After announcing the settlement in April, Liss-Riordan was assailed by a host of other attorneys in the plaintiffs bar who argued that she had sold out the class to enrich herself. The named plaintiff in the California class action, Douglas O'Connor, objected to the settlement and got new lawyers.

Liss-Riordan, in turn, dropped her fee request by $10 million—slicing her portion almost in half.

Chen's denial of the settlement motion may not mean the deal is dead. In a statement late Thursday, Liss-Riordan said she was disappointed but also seemed upbeat about potentially reaching a new deal—if Uber is willing to throw more money on the table.

“It is possible the parties could reach a revised agreement that satisfies the court's concerns regarding the PAGA claims,” she said in an email. “But if not, as I've said before, I will take the case to trial and fight my hardest for the Uber drivers.”

Matt Kallman, a spokesman for the company, did not go into detail on the company's next steps. “The settlement, mutually agreed by both sides, was fair and reasonable,” he said in a statement. “We're disappointed in this decision and are taking a look at our options.”

REAL RISKS

On the non-monetary parts of the deal, Chen particularly attacked provisions removing restrictions on Uber drivers asking for tips—noting that Uber has refused to include an in-app tipping function—and the fact that a new appeal process the company agreed to create would not allow review of deactivations for low star ratings.

But aside from PAGA, Chen offered signals that he sees the money allocated for the other claims as reasonable given the significant risks facing Liss-Riordan's suits. He also largely agreed with her that many of the claims—such as overtime and meal break claims—that would be settled out by the deal had almost no chance of being successful.

One of the biggest risks, he noted, is the fact that the U.S. Court of Appeals for the Ninth Circuit has signaled it may reverse decisions he made in a separate lawsuit that found Uber's arbitration agreements unenforceable.

“A finding that one or both of the arbitration clauses is valid and enforceable would substantially change the scope and course of plaintiffs' case, as it would likely require the vast majority of the class to go to arbitration on their non-PAGA claims, thus jeopardizing the scope and potential viability of the class action at bar,” Chen wrote.

In light of this dynamic, Chen went on to say that even though drivers were taking a roughly 90 percent discount on the expense reimbursement and unpaid tips claims at the center of Liss-Riordan's cases, the settlement may still be “fair and adequate.”

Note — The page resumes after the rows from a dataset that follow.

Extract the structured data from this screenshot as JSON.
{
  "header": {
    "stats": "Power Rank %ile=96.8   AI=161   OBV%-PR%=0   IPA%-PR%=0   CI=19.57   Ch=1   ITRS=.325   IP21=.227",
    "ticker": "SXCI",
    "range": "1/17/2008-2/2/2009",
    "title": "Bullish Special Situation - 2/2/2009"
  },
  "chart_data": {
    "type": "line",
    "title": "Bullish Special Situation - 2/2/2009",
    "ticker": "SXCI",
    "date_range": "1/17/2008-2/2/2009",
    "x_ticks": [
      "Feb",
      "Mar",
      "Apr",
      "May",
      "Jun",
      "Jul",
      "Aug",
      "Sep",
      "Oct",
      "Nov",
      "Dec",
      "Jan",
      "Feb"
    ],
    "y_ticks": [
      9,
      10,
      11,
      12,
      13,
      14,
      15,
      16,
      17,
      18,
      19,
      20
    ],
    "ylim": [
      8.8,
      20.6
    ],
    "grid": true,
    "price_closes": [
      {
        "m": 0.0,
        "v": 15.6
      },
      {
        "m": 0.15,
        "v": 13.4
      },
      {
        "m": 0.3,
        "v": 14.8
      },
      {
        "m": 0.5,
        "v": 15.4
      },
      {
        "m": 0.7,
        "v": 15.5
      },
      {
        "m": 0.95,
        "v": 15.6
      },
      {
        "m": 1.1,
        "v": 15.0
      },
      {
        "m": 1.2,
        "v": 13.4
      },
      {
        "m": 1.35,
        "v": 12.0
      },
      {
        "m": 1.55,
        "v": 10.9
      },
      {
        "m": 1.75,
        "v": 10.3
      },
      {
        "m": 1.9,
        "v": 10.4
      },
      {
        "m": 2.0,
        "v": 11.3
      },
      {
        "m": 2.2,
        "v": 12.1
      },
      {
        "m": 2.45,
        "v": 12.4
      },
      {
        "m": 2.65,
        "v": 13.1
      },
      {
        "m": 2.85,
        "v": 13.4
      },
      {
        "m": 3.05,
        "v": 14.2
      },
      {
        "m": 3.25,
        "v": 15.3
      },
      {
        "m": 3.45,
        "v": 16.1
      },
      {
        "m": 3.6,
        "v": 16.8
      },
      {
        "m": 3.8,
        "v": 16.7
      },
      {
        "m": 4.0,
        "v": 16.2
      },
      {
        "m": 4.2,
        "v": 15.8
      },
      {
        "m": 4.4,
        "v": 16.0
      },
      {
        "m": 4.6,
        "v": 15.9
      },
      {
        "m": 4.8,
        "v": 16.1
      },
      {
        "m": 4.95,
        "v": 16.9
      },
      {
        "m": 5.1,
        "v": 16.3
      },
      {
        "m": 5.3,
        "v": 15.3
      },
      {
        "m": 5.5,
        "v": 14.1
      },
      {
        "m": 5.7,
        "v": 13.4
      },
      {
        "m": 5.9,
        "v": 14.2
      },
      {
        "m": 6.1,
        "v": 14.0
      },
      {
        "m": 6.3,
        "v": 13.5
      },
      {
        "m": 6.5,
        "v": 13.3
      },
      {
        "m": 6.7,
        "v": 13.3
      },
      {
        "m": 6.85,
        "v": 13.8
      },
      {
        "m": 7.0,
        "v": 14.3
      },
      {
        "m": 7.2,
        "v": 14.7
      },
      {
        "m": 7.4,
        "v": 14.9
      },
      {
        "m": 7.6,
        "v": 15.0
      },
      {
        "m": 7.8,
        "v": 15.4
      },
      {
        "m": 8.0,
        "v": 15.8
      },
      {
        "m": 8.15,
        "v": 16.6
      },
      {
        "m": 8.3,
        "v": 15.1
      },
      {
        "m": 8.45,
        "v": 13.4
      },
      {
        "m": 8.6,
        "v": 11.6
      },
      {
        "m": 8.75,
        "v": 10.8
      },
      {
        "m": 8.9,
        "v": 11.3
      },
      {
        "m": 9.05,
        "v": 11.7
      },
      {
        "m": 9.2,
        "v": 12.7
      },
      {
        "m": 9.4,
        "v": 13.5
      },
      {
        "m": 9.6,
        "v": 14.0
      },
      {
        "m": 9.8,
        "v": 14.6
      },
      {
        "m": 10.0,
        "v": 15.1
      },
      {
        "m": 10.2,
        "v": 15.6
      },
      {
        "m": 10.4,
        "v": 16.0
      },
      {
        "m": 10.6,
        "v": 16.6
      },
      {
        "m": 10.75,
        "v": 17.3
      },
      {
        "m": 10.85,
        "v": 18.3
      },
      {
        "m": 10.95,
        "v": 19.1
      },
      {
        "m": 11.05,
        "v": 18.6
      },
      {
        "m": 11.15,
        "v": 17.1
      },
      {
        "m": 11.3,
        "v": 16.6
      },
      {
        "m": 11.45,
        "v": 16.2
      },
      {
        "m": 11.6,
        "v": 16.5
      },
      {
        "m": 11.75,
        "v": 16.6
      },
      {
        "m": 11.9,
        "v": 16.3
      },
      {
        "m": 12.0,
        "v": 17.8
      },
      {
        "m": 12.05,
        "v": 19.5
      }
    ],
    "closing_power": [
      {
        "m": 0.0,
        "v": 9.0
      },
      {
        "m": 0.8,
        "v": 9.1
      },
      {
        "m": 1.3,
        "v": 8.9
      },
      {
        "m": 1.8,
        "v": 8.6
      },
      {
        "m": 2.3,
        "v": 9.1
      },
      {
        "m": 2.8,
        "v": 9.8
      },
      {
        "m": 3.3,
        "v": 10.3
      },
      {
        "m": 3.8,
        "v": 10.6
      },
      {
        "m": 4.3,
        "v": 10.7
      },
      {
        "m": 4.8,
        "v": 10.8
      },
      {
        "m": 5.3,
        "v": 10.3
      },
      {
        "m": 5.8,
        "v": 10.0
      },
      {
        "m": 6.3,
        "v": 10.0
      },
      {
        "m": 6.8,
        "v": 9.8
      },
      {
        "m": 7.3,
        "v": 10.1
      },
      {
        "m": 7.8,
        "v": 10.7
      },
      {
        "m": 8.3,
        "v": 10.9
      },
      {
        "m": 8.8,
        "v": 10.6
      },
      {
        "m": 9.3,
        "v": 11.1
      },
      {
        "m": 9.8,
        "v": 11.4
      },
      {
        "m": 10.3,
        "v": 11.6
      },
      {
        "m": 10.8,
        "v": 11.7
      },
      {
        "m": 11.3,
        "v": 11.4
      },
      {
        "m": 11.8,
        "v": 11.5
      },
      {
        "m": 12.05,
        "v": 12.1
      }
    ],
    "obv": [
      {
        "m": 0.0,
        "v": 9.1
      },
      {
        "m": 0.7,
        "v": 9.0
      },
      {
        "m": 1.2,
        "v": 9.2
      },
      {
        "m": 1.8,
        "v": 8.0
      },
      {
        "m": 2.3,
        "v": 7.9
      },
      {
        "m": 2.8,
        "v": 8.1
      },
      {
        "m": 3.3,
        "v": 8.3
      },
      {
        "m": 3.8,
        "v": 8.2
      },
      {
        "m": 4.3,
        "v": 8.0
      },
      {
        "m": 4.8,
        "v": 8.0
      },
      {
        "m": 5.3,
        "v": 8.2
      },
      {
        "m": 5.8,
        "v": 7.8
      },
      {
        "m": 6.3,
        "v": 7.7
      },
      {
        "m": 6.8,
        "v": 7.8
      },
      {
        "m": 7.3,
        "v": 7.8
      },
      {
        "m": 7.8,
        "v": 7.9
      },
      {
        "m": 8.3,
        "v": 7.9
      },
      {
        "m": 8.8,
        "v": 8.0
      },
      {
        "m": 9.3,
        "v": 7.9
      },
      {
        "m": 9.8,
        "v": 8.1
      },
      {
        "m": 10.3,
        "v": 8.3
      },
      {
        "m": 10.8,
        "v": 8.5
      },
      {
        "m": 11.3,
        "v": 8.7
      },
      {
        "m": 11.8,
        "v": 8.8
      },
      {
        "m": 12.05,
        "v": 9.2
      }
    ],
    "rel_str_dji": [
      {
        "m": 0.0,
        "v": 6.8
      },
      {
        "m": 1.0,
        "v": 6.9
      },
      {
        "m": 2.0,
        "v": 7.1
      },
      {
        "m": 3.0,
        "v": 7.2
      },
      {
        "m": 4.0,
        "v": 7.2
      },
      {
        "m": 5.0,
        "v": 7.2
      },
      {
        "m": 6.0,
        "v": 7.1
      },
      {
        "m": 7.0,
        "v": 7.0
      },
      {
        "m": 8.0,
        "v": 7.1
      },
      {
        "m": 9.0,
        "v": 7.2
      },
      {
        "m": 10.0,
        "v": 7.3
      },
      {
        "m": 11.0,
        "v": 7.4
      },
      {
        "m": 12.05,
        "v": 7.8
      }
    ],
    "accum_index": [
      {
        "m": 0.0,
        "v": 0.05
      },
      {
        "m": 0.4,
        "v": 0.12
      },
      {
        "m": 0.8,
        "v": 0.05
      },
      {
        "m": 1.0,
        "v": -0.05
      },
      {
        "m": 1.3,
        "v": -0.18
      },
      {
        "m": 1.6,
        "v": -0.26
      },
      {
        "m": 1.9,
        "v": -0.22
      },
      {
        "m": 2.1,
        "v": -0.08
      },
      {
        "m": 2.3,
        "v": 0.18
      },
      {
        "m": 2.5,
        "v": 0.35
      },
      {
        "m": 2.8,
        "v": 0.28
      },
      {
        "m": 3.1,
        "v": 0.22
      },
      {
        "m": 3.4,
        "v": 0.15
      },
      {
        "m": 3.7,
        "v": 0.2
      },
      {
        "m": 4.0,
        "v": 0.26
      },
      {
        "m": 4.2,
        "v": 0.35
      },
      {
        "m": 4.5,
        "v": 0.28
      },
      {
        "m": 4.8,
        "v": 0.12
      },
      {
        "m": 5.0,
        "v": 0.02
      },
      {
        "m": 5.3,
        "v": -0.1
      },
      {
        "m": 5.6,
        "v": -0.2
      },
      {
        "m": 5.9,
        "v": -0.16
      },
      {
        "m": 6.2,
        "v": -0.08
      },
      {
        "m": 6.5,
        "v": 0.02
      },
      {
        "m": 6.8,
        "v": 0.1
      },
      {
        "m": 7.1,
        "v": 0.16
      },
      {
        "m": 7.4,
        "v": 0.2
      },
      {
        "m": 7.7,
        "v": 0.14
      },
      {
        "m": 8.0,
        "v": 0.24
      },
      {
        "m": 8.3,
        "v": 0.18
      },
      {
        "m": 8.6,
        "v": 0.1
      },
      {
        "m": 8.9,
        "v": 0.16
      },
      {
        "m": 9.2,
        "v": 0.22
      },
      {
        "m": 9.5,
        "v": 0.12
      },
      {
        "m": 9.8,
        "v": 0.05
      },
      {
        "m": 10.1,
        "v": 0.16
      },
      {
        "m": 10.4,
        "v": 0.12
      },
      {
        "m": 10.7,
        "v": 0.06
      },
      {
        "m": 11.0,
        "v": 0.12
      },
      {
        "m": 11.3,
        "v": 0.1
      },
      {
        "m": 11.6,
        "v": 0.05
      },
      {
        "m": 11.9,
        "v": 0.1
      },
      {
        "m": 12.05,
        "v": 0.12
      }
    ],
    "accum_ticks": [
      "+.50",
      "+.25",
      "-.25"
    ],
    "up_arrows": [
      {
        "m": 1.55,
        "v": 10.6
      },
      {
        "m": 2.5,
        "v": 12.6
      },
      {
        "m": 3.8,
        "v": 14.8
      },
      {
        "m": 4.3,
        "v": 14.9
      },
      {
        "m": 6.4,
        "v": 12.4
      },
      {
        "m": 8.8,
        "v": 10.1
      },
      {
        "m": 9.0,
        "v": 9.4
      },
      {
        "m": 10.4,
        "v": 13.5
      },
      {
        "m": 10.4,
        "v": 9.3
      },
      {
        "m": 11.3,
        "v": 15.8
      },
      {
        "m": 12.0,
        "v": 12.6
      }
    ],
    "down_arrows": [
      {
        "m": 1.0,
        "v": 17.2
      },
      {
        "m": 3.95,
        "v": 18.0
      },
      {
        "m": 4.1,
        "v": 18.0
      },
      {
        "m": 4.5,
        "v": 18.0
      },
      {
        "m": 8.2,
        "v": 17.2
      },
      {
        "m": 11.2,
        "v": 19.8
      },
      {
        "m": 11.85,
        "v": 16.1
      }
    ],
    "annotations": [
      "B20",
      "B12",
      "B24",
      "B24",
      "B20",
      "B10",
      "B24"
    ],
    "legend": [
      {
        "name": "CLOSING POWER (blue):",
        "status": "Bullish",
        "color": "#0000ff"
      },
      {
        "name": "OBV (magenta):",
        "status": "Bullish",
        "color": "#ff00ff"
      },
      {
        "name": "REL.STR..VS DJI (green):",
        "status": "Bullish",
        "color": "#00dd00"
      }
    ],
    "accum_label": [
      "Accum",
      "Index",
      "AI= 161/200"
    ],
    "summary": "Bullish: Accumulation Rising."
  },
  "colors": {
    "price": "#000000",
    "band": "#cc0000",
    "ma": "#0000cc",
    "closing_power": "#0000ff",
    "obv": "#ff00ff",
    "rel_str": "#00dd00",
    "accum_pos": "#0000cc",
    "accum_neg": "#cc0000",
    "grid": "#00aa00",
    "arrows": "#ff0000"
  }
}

“Indeed, while at the low end of reasonable recovery, the court would be inclined, after weighing the Hanlon factors, to find the consideration afforded by the settlement to be adequate for release of the non-PAGA claims,” he wrote.

But a key outstanding question is whether, in light of the Ninth Circuit threat, Uber—represented by Gibson, Dunn & Crutcher in the litigation—is willing to put forward the money that it may take to settle the case.

David Lowe, a plaintiff-side employment attorney at Rudy, Exelrod, Zieff & Lowe who is not involved in the case, said that decision will likely hinge both on sum in question—and on whether Uber still perceives a serious risk to its business model in continuing to litigate the case

“If it's a small amount of money that it would take to satisfy Judge Chen, then it may [try to revive the settlement],” Lowe said. “If it's a very substantial amount, then Uber may not be willing to do that.”